My daughter’s surgery went well, and she recovered nicely. Once again, we experienced the slow slide back into happiness. Her convulsive episodes didn’t go away, but they no longer scared her enough that she refused to stand or walk. She began moving freely again, wandering in circles around our living room and out in our sunny backyard. Winter became spring, and we let her spend as much time as she wanted outside, which was her favorite thing to do. Again, I had that feeling of something precious, of something lost that was regained.


Then there was another twist. Her steps began faltering. She wobbled and fell any time we let go of her. She stopped using her hands.
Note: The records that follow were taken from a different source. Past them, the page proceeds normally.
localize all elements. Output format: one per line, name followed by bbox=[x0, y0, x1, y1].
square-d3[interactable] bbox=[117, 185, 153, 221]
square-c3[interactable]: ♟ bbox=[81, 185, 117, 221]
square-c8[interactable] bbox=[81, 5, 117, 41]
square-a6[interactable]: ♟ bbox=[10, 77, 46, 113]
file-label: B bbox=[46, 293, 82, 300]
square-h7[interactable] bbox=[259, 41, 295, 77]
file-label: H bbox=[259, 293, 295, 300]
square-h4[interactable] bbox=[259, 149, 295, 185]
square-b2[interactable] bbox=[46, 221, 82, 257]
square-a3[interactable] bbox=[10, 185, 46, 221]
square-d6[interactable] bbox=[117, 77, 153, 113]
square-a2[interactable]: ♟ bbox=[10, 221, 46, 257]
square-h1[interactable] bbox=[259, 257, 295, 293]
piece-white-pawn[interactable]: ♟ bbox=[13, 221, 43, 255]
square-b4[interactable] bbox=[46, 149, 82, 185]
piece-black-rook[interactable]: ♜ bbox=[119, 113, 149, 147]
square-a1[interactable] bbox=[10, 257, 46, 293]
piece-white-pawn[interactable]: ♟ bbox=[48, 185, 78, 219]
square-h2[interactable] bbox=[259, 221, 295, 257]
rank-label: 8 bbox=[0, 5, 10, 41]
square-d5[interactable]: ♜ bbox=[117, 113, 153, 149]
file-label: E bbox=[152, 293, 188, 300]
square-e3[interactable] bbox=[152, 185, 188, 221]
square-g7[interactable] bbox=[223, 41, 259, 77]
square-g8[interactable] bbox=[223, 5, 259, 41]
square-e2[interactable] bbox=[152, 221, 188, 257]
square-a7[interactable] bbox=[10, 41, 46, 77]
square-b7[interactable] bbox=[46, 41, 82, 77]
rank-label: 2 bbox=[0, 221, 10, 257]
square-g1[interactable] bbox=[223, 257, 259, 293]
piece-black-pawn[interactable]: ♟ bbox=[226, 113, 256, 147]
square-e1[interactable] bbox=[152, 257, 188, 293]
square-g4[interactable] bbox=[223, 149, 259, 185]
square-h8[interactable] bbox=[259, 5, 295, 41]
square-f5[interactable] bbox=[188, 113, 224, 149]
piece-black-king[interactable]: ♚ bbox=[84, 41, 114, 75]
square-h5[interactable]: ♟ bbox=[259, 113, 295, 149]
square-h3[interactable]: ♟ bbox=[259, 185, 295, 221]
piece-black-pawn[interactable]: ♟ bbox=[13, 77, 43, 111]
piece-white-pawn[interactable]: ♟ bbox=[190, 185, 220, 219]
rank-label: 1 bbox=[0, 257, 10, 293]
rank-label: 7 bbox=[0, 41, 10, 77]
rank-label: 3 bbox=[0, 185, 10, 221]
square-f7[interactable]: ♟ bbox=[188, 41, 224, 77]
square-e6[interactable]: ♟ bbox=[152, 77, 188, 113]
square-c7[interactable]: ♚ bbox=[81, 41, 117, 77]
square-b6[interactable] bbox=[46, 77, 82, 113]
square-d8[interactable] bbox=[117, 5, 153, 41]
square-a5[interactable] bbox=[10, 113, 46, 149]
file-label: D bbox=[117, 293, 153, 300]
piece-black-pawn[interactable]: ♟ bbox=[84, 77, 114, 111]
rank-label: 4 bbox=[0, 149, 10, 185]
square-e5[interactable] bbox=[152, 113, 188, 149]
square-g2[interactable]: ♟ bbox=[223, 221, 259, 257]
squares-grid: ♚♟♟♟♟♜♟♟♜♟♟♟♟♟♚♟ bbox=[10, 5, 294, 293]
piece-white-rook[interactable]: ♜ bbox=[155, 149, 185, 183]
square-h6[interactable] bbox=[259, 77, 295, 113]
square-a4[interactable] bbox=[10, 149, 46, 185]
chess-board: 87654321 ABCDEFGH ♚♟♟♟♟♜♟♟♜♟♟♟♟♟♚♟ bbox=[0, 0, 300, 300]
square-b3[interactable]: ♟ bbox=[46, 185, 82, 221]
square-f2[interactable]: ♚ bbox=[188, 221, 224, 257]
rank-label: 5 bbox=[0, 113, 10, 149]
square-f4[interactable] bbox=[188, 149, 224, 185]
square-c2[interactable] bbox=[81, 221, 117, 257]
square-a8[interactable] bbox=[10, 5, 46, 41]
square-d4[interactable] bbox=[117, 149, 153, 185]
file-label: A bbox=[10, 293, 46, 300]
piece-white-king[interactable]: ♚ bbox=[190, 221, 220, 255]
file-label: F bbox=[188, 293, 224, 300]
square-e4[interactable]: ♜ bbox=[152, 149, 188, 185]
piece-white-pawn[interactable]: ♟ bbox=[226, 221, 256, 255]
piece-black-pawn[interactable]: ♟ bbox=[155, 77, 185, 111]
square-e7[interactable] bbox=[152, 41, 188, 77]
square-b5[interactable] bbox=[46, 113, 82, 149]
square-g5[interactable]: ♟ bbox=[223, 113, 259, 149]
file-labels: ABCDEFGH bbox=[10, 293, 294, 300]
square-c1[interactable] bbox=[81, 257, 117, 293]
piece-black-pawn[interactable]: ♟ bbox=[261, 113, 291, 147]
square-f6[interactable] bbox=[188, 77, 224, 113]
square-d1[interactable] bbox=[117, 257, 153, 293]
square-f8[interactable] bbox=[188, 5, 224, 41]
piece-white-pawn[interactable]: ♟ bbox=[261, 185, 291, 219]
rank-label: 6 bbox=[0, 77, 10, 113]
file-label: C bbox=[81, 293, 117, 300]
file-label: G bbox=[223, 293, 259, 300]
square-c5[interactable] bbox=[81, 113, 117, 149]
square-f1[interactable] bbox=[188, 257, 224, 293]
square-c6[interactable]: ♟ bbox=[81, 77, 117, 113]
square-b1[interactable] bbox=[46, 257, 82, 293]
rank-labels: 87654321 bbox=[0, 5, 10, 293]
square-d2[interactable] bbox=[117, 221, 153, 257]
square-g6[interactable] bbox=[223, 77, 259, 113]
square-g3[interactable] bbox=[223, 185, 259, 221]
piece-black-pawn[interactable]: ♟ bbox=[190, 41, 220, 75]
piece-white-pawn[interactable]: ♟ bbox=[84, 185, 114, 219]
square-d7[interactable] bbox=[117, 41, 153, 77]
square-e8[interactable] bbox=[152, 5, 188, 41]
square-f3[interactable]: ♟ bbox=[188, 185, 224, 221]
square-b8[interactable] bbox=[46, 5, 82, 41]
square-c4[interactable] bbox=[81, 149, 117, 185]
A doctor called and delivered what he termed a “devastating diagnosis.” When we learned about Rett Syndrome, it all made sense. JJ was experiencing one of the many unpredictable regressions that come with the disease.
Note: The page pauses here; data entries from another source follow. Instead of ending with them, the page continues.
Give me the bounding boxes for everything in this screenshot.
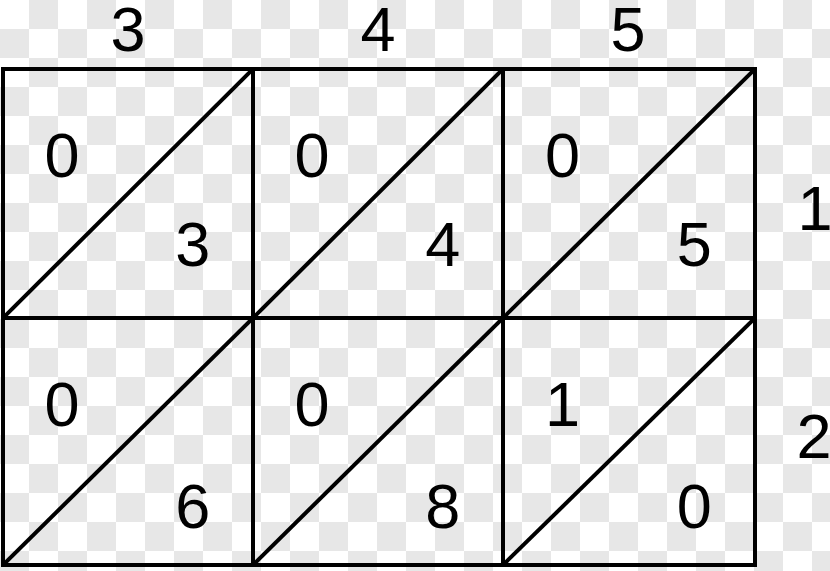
tens-digit: 1 xyxy=(545,372,580,435)
units-digit: 6 xyxy=(175,475,210,538)
lattice-cell-r1c2: 0 4 xyxy=(255,71,505,320)
tens-digit: 0 xyxy=(45,124,80,187)
lattice-grid: 0 3 0 4 0 5 0 6 0 8 1 0 xyxy=(1,67,757,567)
tens-digit: 0 xyxy=(295,372,330,435)
tens-digit: 0 xyxy=(295,124,330,187)
diagonal-line xyxy=(505,320,753,563)
lattice-cell-r1c3: 0 5 xyxy=(505,71,753,320)
column-label-1: 3 xyxy=(110,0,145,61)
tens-digit: 0 xyxy=(45,372,80,435)
diagonal-line xyxy=(5,71,251,316)
tens-digit: 0 xyxy=(545,124,580,187)
units-digit: 0 xyxy=(677,475,712,538)
row-label-2: 2 xyxy=(796,405,830,468)
units-digit: 8 xyxy=(425,475,460,538)
diagonal-line xyxy=(255,71,501,316)
lattice-cell-r2c2: 0 8 xyxy=(255,320,505,563)
diagonal-line xyxy=(255,320,501,563)
lattice-cell-r1c1: 0 3 xyxy=(5,71,255,320)
lattice-cell-r2c3: 1 0 xyxy=(505,320,753,563)
column-label-3: 5 xyxy=(610,0,645,61)
row-label-1: 1 xyxy=(797,177,830,240)
units-digit: 3 xyxy=(175,213,210,276)
diagonal-line xyxy=(505,71,753,316)
lattice-multiplication-diagram: 3 4 5 1 2 0 3 0 4 0 5 0 6 0 8 xyxy=(0,0,830,571)
units-digit: 5 xyxy=(677,213,712,276)
column-label-2: 4 xyxy=(360,0,395,61)
units-digit: 4 xyxy=(425,213,460,276)
diagonal-line xyxy=(5,320,251,563)
lattice-cell-r2c1: 0 6 xyxy=(5,320,255,563)
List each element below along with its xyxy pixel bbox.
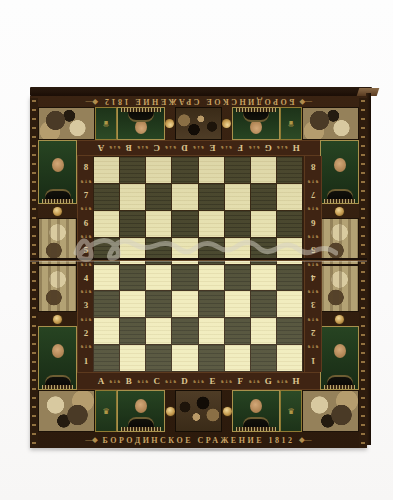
coord-label: B	[121, 143, 137, 153]
battle-scene-center	[175, 390, 222, 432]
square-g4	[251, 265, 276, 291]
square-h8	[277, 157, 302, 183]
square-d2	[172, 318, 197, 344]
square-a2	[94, 318, 119, 344]
square-g2	[251, 318, 276, 344]
board-top-edge	[30, 87, 372, 96]
portrait-head	[52, 344, 64, 358]
coord-label: 2	[311, 322, 316, 345]
coord-ornament-icon: ♞♝♞	[248, 379, 260, 384]
general-portrait	[38, 140, 77, 204]
coord-ornament-icon: ♞♝♞	[276, 379, 288, 384]
square-b1	[120, 345, 145, 371]
border-band-top: ♛ ♛	[38, 107, 359, 140]
coord-ornament-icon: ♞♝♞	[80, 289, 92, 294]
square-a7	[94, 184, 119, 210]
panel-ornament-icon: ♛	[102, 119, 109, 128]
board-grid	[93, 156, 303, 372]
portrait-head	[135, 399, 147, 413]
coord-ornament-icon: ♞♝♞	[192, 146, 204, 151]
coord-label: 3	[84, 294, 89, 317]
panel-ornament-icon: ♛	[102, 407, 109, 416]
square-b3	[120, 291, 145, 317]
coord-label: D	[177, 143, 193, 153]
photo-stage: ―◆ БОРОДИНСКОЕ СРАЖЕНИЕ 1812 ―◆ ♛ ♛	[0, 0, 393, 500]
square-a3	[94, 291, 119, 317]
square-d8	[172, 157, 197, 183]
flourish-icon: ―◆	[299, 98, 311, 106]
ornament-panel: ♛	[95, 390, 117, 432]
coord-ornament-icon: ♞♝♞	[80, 317, 92, 322]
coord-label: 4	[311, 267, 316, 290]
coord-label: D	[177, 376, 193, 386]
square-f4	[225, 265, 250, 291]
square-e4	[199, 265, 224, 291]
medal-ornament-icon	[320, 312, 359, 326]
square-c2	[146, 318, 171, 344]
portrait-caption	[42, 385, 73, 389]
coord-label: C	[149, 376, 165, 386]
square-a4	[94, 265, 119, 291]
square-g3	[251, 291, 276, 317]
square-e2	[199, 318, 224, 344]
square-e8	[199, 157, 224, 183]
border-band-left	[38, 140, 77, 390]
board-fold-seam	[30, 258, 367, 262]
flourish-icon: ―◆	[299, 436, 311, 444]
battlefield-landscape	[320, 265, 359, 312]
coord-label: B	[121, 376, 137, 386]
square-h2	[277, 318, 302, 344]
coord-ornament-icon: ♞♝♞	[137, 146, 149, 151]
portrait-caption	[121, 427, 161, 431]
coord-ornament-icon: ♞♝♞	[220, 379, 232, 384]
square-d6	[172, 211, 197, 237]
portrait-head	[135, 120, 147, 134]
general-portrait	[232, 390, 280, 432]
medal-ornament-icon	[222, 390, 232, 432]
battle-scene-corner	[302, 107, 359, 140]
general-portrait	[117, 390, 165, 432]
coord-ornament-icon: ♞♝♞	[307, 262, 319, 267]
coord-label: A	[93, 143, 109, 153]
square-c1	[146, 345, 171, 371]
coord-label: 4	[84, 267, 89, 290]
coord-label: G	[260, 143, 276, 153]
square-b2	[120, 318, 145, 344]
general-portrait	[117, 107, 165, 140]
panel-ornament-icon: ♛	[287, 119, 294, 128]
portrait-caption	[121, 108, 161, 112]
square-c8	[146, 157, 171, 183]
square-c7	[146, 184, 171, 210]
coord-ornament-icon: ♞♝♞	[307, 179, 319, 184]
board-shadow	[34, 448, 364, 452]
square-h6	[277, 211, 302, 237]
square-c3	[146, 291, 171, 317]
title-bottom: ―◆ БОРОДИНСКОЕ СРАЖЕНИЕ 1812 ―◆	[36, 432, 361, 448]
frame-trim-right	[359, 98, 367, 448]
coord-ornament-icon: ♞♝♞	[307, 317, 319, 322]
square-f2	[225, 318, 250, 344]
coord-label: 8	[84, 156, 89, 179]
square-d1	[172, 345, 197, 371]
medal-ornament-icon	[38, 312, 77, 326]
coord-label: 8	[311, 156, 316, 179]
square-b4	[120, 265, 145, 291]
coord-label: E	[205, 376, 221, 386]
square-f6	[225, 211, 250, 237]
coord-label: 1	[311, 349, 316, 372]
file-labels-bottom: A♞♝♞B♞♝♞C♞♝♞D♞♝♞E♞♝♞F♞♝♞G♞♝♞H	[77, 372, 320, 390]
coord-ornament-icon: ♞♝♞	[80, 234, 92, 239]
square-g6	[251, 211, 276, 237]
coord-ornament-icon: ♞♝♞	[307, 289, 319, 294]
square-e3	[199, 291, 224, 317]
battle-scene-center	[175, 107, 222, 140]
coord-ornament-icon: ♞♝♞	[137, 379, 149, 384]
ornament-panel: ♛	[280, 107, 302, 140]
coord-ornament-icon: ♞♝♞	[165, 146, 177, 151]
medal-ornament-icon	[38, 204, 77, 218]
square-b8	[120, 157, 145, 183]
square-g1	[251, 345, 276, 371]
flourish-icon: ―◆	[85, 98, 97, 106]
coord-label: 6	[84, 211, 89, 234]
coord-ornament-icon: ♞♝♞	[109, 146, 121, 151]
gold-ticks	[32, 100, 36, 446]
title-bottom-text: БОРОДИНСКОЕ СРАЖЕНИЕ 1812	[103, 436, 295, 445]
chess-board: ―◆ БОРОДИНСКОЕ СРАЖЕНИЕ 1812 ―◆ ♛ ♛	[30, 87, 367, 448]
coord-label: H	[288, 376, 304, 386]
coord-label: A	[93, 376, 109, 386]
square-f7	[225, 184, 250, 210]
coord-label: E	[205, 143, 221, 153]
square-d7	[172, 184, 197, 210]
coord-ornament-icon: ♞♝♞	[248, 146, 260, 151]
general-portrait	[232, 107, 280, 140]
coord-label: H	[288, 143, 304, 153]
portrait-head	[334, 158, 346, 172]
square-a1	[94, 345, 119, 371]
square-g8	[251, 157, 276, 183]
coord-ornament-icon: ♞♝♞	[307, 206, 319, 211]
square-f1	[225, 345, 250, 371]
battle-scene-corner	[302, 390, 359, 432]
portrait-caption	[324, 385, 355, 389]
coord-ornament-icon: ♞♝♞	[276, 146, 288, 151]
square-a8	[94, 157, 119, 183]
square-c6	[146, 211, 171, 237]
square-e7	[199, 184, 224, 210]
coord-label: 2	[84, 322, 89, 345]
portrait-caption	[236, 427, 276, 431]
portrait-head	[250, 120, 262, 134]
coord-ornament-icon: ♞♝♞	[80, 262, 92, 267]
square-c4	[146, 265, 171, 291]
square-h1	[277, 345, 302, 371]
coord-ornament-icon: ♞♝♞	[80, 179, 92, 184]
coord-label: F	[232, 376, 248, 386]
coord-ornament-icon: ♞♝♞	[109, 379, 121, 384]
portrait-head	[52, 158, 64, 172]
square-h3	[277, 291, 302, 317]
square-e1	[199, 345, 224, 371]
square-b7	[120, 184, 145, 210]
medal-ornament-icon	[222, 107, 232, 140]
square-f3	[225, 291, 250, 317]
coord-label: 7	[84, 184, 89, 207]
border-band-right	[320, 140, 359, 390]
file-labels-top: H♞♝♞G♞♝♞F♞♝♞E♞♝♞D♞♝♞C♞♝♞B♞♝♞A	[77, 140, 320, 156]
portrait-caption	[42, 199, 73, 203]
battle-scene-corner	[38, 107, 95, 140]
coord-label: 6	[311, 211, 316, 234]
square-g7	[251, 184, 276, 210]
border-band-bottom: ♛ ♛	[38, 390, 359, 432]
square-f8	[225, 157, 250, 183]
medal-ornament-icon	[165, 390, 175, 432]
general-portrait	[320, 140, 359, 204]
medal-ornament-icon	[165, 107, 175, 140]
square-d4	[172, 265, 197, 291]
coord-label: 1	[84, 349, 89, 372]
frame-trim-left	[30, 98, 38, 448]
portrait-head	[250, 399, 262, 413]
coord-label: 3	[311, 294, 316, 317]
coord-label: G	[260, 376, 276, 386]
battle-scene-corner	[38, 390, 95, 432]
square-a6	[94, 211, 119, 237]
portrait-caption	[236, 108, 276, 112]
medal-ornament-icon	[320, 204, 359, 218]
coord-ornament-icon: ♞♝♞	[220, 146, 232, 151]
square-b6	[120, 211, 145, 237]
coord-ornament-icon: ♞♝♞	[307, 344, 319, 349]
title-top-text: БОРОДИНСКОЕ СРАЖЕНИЕ 1812	[103, 98, 295, 107]
portrait-head	[334, 344, 346, 358]
coord-ornament-icon: ♞♝♞	[80, 344, 92, 349]
coord-ornament-icon: ♞♝♞	[192, 379, 204, 384]
portrait-caption	[324, 199, 355, 203]
flourish-icon: ―◆	[85, 436, 97, 444]
ornament-panel: ♛	[280, 390, 302, 432]
coord-ornament-icon: ♞♝♞	[165, 379, 177, 384]
rank-labels-right: 8♞♝♞7♞♝♞6♞♝♞5♞♝♞4♞♝♞3♞♝♞2♞♝♞1	[304, 156, 322, 372]
panel-ornament-icon: ♛	[287, 407, 294, 416]
square-h4	[277, 265, 302, 291]
general-portrait	[320, 326, 359, 390]
gold-ticks	[361, 100, 365, 446]
square-e6	[199, 211, 224, 237]
coord-label: F	[232, 143, 248, 153]
general-portrait	[38, 326, 77, 390]
coord-label: 7	[311, 184, 316, 207]
square-d3	[172, 291, 197, 317]
ornament-panel: ♛	[95, 107, 117, 140]
coord-label: C	[149, 143, 165, 153]
coord-ornament-icon: ♞♝♞	[80, 206, 92, 211]
battlefield-landscape	[38, 265, 77, 312]
square-h7	[277, 184, 302, 210]
coord-ornament-icon: ♞♝♞	[307, 234, 319, 239]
As I learned about the kind of future we might expect for my daughter and the other skills she was in danger of losing, I felt a new kind of love. I would look at her—my beautiful strong girl who was losing strength every day—and know my role had changed. I was now her protector. I was the person who would prop her up when she slumped over, who would guide or wheel her into rooms, who would speak for her when she could not for the rest of her life. She was vulnerable, and I had to be her shield from the rest of the world. So I settled into a new feeling—a love infused with bottomless grief.


Loving someone who is out of control, who is in crisis, who has worked hard to earn every moment of their happiness, who is vulnerable and needs protection—these are all vastly different things. I’ve learned a hard lesson over the last couple of years: The love we feel for our special needs child can change quickly and intensely. It is always evolving, always mutating, always surprising us.
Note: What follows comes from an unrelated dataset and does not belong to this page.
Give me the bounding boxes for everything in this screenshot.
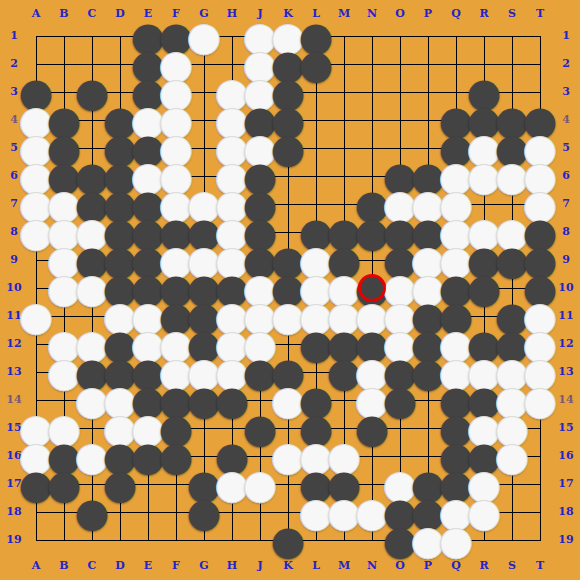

Because special needs parenting comes with so many twists and turns, it comes with a wide spectrum of emotions. We feel everything for our children that others do—fear, grief, joy, and pride—but more deeply than we ever thought possible. It is parenting on steroids, parenting amplified by a thousand percent. The feelings that engulf us, both the good and the bad, are often so intense they are nearly unmanageable.


This is what I find difficult to convey to friends and family members and, most especially, to parents of healthy, typically developing children. We are riding a roller coaster with powerful highs and terrifying lows we will never be able to control. We didn’t choose to get on it, and we can never get off. We’re simply along for the ride, with no way of knowing how it will turn out.


But it’s not all bad. The intensity of this experience can bind us more closely to our child than to any other human being on the planet. And though it’s exhausting, that kind of emotional connection can also be exhilarating. Every sensation is heightened, every moment deeply felt. Everything we experience together is precious. Nothing is taken for granted.

What I feel for my daughter is that big, crazy, passionate love the French were talking about. But it’s not something that can be contained within a handful of petals or even a few flowers.


If I were to count it out, I’d need an entire field.



What kinds of love do you feel for your child or children? How has your love for them changed over time?